Laser-control software is as important as any hardware component in the marking system. Advanced software algorithms enable unprecedented speed. Beam-steered laser markers are sometimes wrongly conceptualized as (desktop) printers. In fact, they are plotters. Rather than placing individual pixels to create alphanumeric letters or graphics, the laser draws lines, much like writing with pencil and paper. Regardless of the input file format originally used to create the laser-marking objects, all marking is eventually reduced to its most simple form, a list of vector lines to be drawn by the scan head and marked by the laser.
Complex input file formats often used by design engineers may not necessarily yield the best vector laser marking. Figure 5 shows a stereomicroscopic image of white-on-black vector marking (via foaming chemical-change mechanism) of a complex graphic demonstrating well formed lines and sharp edges.
Systems integration
The final phase of the total solutions methodology is the integration of laser-marking equipment with materials handling, which may include in-line QC inspection and special lighting. Infinite automation systems, robotics, and machine-vision possibilities exist including “on-the-fly” marking. In any configuration—CDRH Class 1 or Class 4—laser safety must conform to ANSI Z136 standards.
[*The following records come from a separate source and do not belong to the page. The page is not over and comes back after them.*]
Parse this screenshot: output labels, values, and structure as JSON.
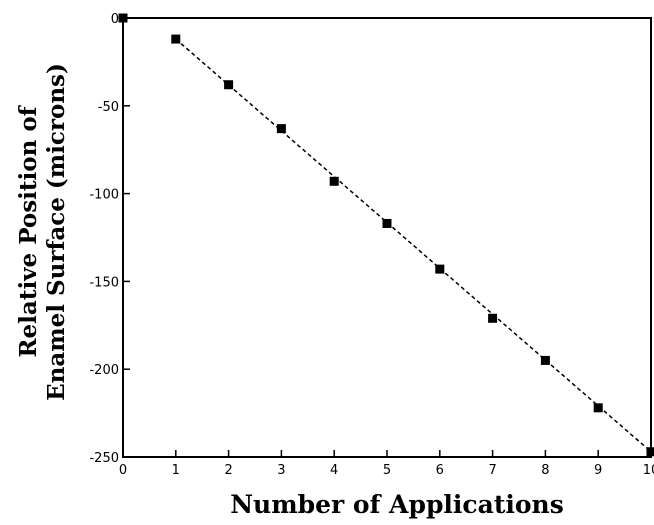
{
  "chart_data": {
    "type": "scatter",
    "title": "",
    "xlabel": "Number of Applications",
    "ylabel_lines": [
      "Relative Position of",
      "Enamel Surface (microns)"
    ],
    "xlim": [
      0,
      10
    ],
    "ylim": [
      -250,
      0
    ],
    "x_ticks": [
      "0",
      "1",
      "2",
      "3",
      "4",
      "5",
      "6",
      "7",
      "8",
      "9",
      "10"
    ],
    "y_ticks": [
      "0",
      "-50",
      "-100",
      "-150",
      "-200",
      "-250"
    ],
    "grid": false,
    "series": [
      {
        "x": [
          0,
          1,
          2,
          3,
          4,
          5,
          6,
          7,
          8,
          9,
          10
        ],
        "y": [
          0,
          -12,
          -38,
          -63,
          -93,
          -117,
          -143,
          -171,
          -195,
          -222,
          -247
        ],
        "marker": "square",
        "color": "#000000"
      }
    ],
    "fit_line": {
      "style": "dashed",
      "x": [
        1,
        10
      ],
      "y": [
        -12,
        -247
      ],
      "color": "#000000"
    }
  }
}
In part, the demand for indelible plastics laser marking is driven by the increasing requirements for component traceability-product unique identification (UID). The US Department of Defense has MIL-STD-130M as the standard practice on military property. Micromarking and machine-vision codes such as 2-D Data Matrix and barcode are frequently marked on plastic components for serialization, traceability, and anticounterfeit.
A recent advancement is cylindrical laser marking in which a round part can be marked up to 180˚ of its circumference without mechanical rotation. This capability (sometimes referred to as distortion correction) is accomplished through the galvanometer scan head and laser operating software. All laser OEMs may not offer this technique on new equipment. Specific laser types can easily be retrofit with this feature capability.
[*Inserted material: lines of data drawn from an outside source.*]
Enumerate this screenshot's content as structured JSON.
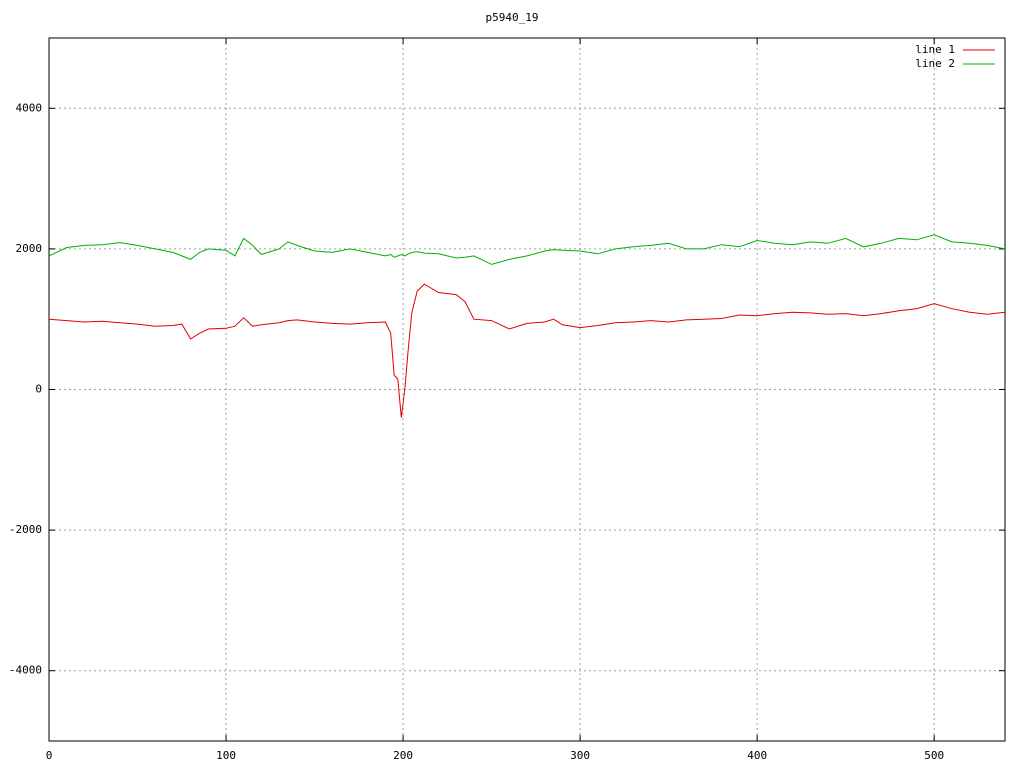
{
  "chart_data": {
    "type": "line",
    "title": "p5940_19",
    "x": [
      0,
      10,
      20,
      30,
      40,
      50,
      60,
      70,
      75,
      80,
      85,
      90,
      100,
      105,
      110,
      115,
      120,
      130,
      135,
      140,
      150,
      160,
      170,
      180,
      190,
      193,
      195,
      197,
      199,
      201,
      203,
      205,
      208,
      210,
      212,
      220,
      230,
      235,
      240,
      250,
      260,
      270,
      280,
      285,
      290,
      300,
      310,
      320,
      330,
      340,
      350,
      360,
      370,
      380,
      390,
      400,
      410,
      420,
      430,
      440,
      450,
      460,
      470,
      480,
      490,
      500,
      510,
      520,
      530,
      540
    ],
    "series": [
      {
        "name": "line 1",
        "color": "#e00000",
        "values": [
          1000,
          980,
          960,
          970,
          950,
          930,
          900,
          910,
          930,
          720,
          800,
          860,
          870,
          900,
          1020,
          900,
          920,
          950,
          980,
          990,
          960,
          940,
          930,
          950,
          960,
          800,
          200,
          150,
          -400,
          0,
          600,
          1100,
          1400,
          1450,
          1500,
          1380,
          1350,
          1250,
          1000,
          980,
          860,
          940,
          960,
          1000,
          920,
          880,
          910,
          950,
          960,
          980,
          960,
          990,
          1000,
          1010,
          1060,
          1050,
          1080,
          1100,
          1090,
          1070,
          1080,
          1050,
          1080,
          1120,
          1150,
          1220,
          1150,
          1100,
          1070,
          1100
        ]
      },
      {
        "name": "line 2",
        "color": "#00b000",
        "values": [
          1900,
          2020,
          2050,
          2060,
          2090,
          2050,
          2000,
          1950,
          1900,
          1850,
          1950,
          2000,
          1980,
          1900,
          2150,
          2050,
          1920,
          2000,
          2100,
          2050,
          1970,
          1950,
          2000,
          1950,
          1900,
          1920,
          1880,
          1900,
          1920,
          1900,
          1930,
          1950,
          1960,
          1950,
          1940,
          1930,
          1870,
          1880,
          1900,
          1780,
          1850,
          1900,
          1970,
          1990,
          1980,
          1970,
          1930,
          2000,
          2030,
          2050,
          2080,
          2000,
          2000,
          2060,
          2030,
          2120,
          2080,
          2060,
          2100,
          2080,
          2150,
          2030,
          2080,
          2150,
          2130,
          2200,
          2100,
          2080,
          2050,
          2000
        ]
      }
    ],
    "xlim": [
      0,
      540
    ],
    "xticks": [
      0,
      100,
      200,
      300,
      400,
      500
    ],
    "ylim": [
      -5000,
      5000
    ],
    "yticks": [
      -4000,
      -2000,
      0,
      2000,
      4000
    ],
    "grid": true,
    "legend": "top-right"
  }
}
In many applications, there is limited surface area on a part or component to be marked with alphanumerics, logos, schematic diagrams, machine-vision codes, and so forth. Robust Six-Sigma manufacturing operations require all laser-marked products to be 100% human or machine-vision readable, regardless of the size and complexity of details of the actual marking. The forward vision of the total solutions methodology during the early project development assures successful systems integration because the optimized material science, molding operations, and laser technology have been concurrently engineered to meet all of the application requirements.
References
- B. Mulholland and S. Sabreen, “Enlightened Laser Marking,” Lasers & Optronics (July 1997).
- J. B. Carroll Jr. and S. Sabreen, “Laser Marking Additives and Technology,” SPE TOPCON (2007).